Menjahit 'Luka' dengan Ukhuwah Islamiah, atau MLB NU

Menjahit 'Luka' dengan Ukhuwah Islamiah, atau MLB NU

Kiai Imam Jazuli (kaos oblong putih) bersama Ketua Umum PKB, Muhaimin Iskandar.--

Gus Yahya memang benar dalam melarang "jajaran pengurus NU" dari pusat sampai daerah menggalang suara warga NU. Namun, Gus Yahya melakukan kesalahan dalam melarang menyalurkan suara warga NU ke satu partai politik (PKB).

Lebih-lebih Gus Yahya membiarkan potensi suara NU bebas mengalir ke partai politik manapun. Ini adalah bid’ah politik pengurus PBNU.

Sunnah politik pengurus PBNU adalah menjadikan NU sebagai ormas sosial keagamaan bagi warga NU, dan PKB sebagai partai politiknya orang NU.

Sunnah inilah yang dilakukan oleh para kyai dan alim ulama NU sejak Muktamar 1984 sampai pendirian PKB 1999. Para alim ulama memang tidak menggunakan ormas NU untuk kepentingan politik, karena sudah ada PKB yang khusus untuk menyuarakan aspirasi politik warga NU.  

Interpretasi Gus Yahya terhadap amanah Muktamar 1984 tentang kembali ke khitthah 1926 sulit diterima, bahkan dengan mengatakan bahwa interpretasinya mungkin mengandung kebenaran.

Seandainya interpretasi Gus Yahya memang benar, tetap saja tidak fungsional untuk mengatasi dampak di tingkat akar rumput yang terlanjut terbelah.

Mungkin saja benar Gus Yahya memiliki kepribadian yang berbeda dari Kiai Said, sehingga karakter kepemimpinannya di organisasi NU juga berbeda.

Kalau begitu, perbedaan Gus Yahya dan Kiai Said bukan “Tsawabit” melainkan “Awaridh”. Bukan hal-hal pasti, tetapi sekedar fenomena dan peristiwa.

Hasan Hanafi (2023), dalam bukunya "Jamaludin al-Afghaniy", mengatakan, "wa bi istiqra-il afradi was syu'ubi tujadu na'ratun lil jinsi wat ta'asshubu lahu, wa lakinnahu laisa minas tsawabiti fi thab'iatil basyariyati bal minal 'awaridhiha" (hlm. 152).
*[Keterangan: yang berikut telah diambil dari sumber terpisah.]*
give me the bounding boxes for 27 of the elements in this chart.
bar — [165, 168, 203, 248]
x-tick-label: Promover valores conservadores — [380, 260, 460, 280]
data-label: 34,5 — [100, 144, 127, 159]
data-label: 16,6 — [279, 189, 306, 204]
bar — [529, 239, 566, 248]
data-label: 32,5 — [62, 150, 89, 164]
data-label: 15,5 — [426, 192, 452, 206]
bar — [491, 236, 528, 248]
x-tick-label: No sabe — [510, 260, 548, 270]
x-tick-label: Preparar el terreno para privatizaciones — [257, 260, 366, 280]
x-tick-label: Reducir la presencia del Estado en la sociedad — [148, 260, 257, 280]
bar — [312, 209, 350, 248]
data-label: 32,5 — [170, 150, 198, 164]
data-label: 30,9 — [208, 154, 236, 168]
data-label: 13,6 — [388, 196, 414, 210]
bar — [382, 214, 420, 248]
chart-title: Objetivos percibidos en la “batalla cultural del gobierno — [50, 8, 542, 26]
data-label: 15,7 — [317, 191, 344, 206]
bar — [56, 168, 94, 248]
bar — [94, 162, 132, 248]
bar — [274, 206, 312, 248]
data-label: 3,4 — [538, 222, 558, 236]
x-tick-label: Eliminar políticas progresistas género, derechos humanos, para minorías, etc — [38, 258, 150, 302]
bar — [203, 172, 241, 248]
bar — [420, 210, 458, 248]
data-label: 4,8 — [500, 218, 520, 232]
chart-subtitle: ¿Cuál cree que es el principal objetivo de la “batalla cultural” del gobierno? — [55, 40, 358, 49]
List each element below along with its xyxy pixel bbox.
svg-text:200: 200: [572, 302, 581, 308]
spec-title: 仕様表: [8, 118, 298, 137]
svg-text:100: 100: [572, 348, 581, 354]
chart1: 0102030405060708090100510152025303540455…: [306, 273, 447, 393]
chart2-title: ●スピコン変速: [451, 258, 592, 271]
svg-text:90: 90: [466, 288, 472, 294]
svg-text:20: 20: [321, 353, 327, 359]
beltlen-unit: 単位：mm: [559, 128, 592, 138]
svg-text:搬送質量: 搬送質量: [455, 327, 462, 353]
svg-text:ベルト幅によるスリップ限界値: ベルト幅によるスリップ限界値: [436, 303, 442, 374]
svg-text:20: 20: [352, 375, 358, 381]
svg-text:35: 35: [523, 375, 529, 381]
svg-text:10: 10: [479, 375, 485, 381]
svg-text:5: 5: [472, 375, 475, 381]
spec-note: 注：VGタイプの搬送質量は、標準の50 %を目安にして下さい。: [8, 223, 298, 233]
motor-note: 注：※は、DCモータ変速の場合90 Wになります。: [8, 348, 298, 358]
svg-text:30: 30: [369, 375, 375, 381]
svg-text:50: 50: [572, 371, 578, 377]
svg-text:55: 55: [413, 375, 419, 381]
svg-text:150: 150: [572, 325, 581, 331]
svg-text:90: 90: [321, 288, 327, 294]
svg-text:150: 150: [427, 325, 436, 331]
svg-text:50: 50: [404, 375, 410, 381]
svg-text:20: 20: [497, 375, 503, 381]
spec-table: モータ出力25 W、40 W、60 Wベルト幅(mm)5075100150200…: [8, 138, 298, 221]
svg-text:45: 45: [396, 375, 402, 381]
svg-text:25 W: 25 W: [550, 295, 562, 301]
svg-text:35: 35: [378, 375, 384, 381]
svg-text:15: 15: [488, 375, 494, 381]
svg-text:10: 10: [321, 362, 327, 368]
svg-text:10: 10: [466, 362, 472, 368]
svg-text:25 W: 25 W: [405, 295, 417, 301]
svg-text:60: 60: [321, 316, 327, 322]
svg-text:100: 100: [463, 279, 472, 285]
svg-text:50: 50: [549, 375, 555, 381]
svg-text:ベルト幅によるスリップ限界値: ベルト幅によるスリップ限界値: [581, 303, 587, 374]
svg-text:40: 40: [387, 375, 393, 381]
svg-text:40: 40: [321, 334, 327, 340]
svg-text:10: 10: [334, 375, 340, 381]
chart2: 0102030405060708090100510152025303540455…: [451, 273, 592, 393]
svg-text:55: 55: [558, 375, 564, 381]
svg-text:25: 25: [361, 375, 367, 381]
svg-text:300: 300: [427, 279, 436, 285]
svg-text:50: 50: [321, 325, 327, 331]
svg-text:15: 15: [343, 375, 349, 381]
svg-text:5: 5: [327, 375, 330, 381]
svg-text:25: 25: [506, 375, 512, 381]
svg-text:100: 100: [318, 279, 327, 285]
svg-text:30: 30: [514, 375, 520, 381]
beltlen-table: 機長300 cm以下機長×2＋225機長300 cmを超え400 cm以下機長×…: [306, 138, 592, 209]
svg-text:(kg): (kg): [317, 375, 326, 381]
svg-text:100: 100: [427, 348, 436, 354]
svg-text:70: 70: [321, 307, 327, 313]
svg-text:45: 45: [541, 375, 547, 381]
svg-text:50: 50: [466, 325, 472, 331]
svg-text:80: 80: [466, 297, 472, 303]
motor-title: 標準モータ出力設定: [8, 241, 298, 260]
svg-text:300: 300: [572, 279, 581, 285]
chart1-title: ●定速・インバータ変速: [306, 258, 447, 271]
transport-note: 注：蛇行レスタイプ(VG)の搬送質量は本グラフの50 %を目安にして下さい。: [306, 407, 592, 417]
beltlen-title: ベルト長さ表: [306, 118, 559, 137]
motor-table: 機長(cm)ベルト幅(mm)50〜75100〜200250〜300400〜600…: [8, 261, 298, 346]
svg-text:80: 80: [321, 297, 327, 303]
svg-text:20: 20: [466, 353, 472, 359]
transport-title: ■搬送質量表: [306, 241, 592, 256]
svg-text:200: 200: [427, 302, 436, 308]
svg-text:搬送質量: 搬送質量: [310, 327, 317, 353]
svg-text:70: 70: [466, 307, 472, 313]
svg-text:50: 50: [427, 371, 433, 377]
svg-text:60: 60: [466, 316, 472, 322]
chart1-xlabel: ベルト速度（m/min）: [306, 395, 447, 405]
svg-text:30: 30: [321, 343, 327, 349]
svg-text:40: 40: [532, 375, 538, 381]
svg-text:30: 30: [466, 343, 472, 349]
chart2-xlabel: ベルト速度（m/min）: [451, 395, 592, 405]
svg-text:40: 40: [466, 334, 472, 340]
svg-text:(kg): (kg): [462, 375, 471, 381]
Membaca karakter setiap individu manusia maupun bangsa-bangsa di dunia, terlihat adanya kecintaan dan fanatisme pada diri sendiri. Tetapi, fanatisme semacam itu bukan perkara pasti dan tetap (tsawabit) melainkan hanya sebatas gejala atau simtom (awaridh) yang pasti selalu berubah-ubah. 

Berdasarkan sudut pandang Hasan Hanafi ini, penggalangan suara Nahdliyyin untuk mendukung PKB pada Pemilu tahun 1999, termasuk yang dilakukan Kiai Said pada Pemilu 2019, bukan tsawabit. Buktinya, Gus Yahya melarang pengurus PBNU menggalang suara warga NU untuk kepentingan PKB semata. Peristiwa ini adalah ‘Awaridh. Bukan Tsawabit.

Satu-satunya yang bisa disebut Tsawabit adalah fakta bahwa Gus Yahya maupun Kiai Said adalah tokoh-tokoh NU, yang sama-sama menjadi panutan umat masing-masing. Karena mereka berdua adalah pemimpin-pemimpin NU, maka sudah selayaknya ada upaya-upaya yang disebut oleh Hasan Hanafi sebagai “al-ukhuwah al-islamiah” dalam rangka menjemput “al-wahdah al-islamiah”. 

Hasan Hanafi mengatakan bahwa "al-wahdatu al-Islamiatu fa innaha taqumu 'alal ukhuwatid diniyati." Terciptanya persatuan umat muslim harus dibangun di atas persaudaraan keagamaan (hlm. 152). Tawaran Hasan Hanafi ini jauh lebih fungsional untuk kepentingan menyatukan kembali warga NU yang terlanjur retak dan terbelah di tingkat akar rumput.

Di masa depan, sudah tidak perlu lagi ada dikotomi antara warga NU aliran Kiai Said  versus NU aliran Gus Yahya, Gusdurian ala Muhaimin Iskandar versus Gusdurian ala Yenny Wahid.

Dikotomi semacam ini hanya dipahami oleh elite, tetapi berbahaya di akar rumput. Di masa depan hanya ada Satu, yaitu: Satu NU, Satu Gusdurian.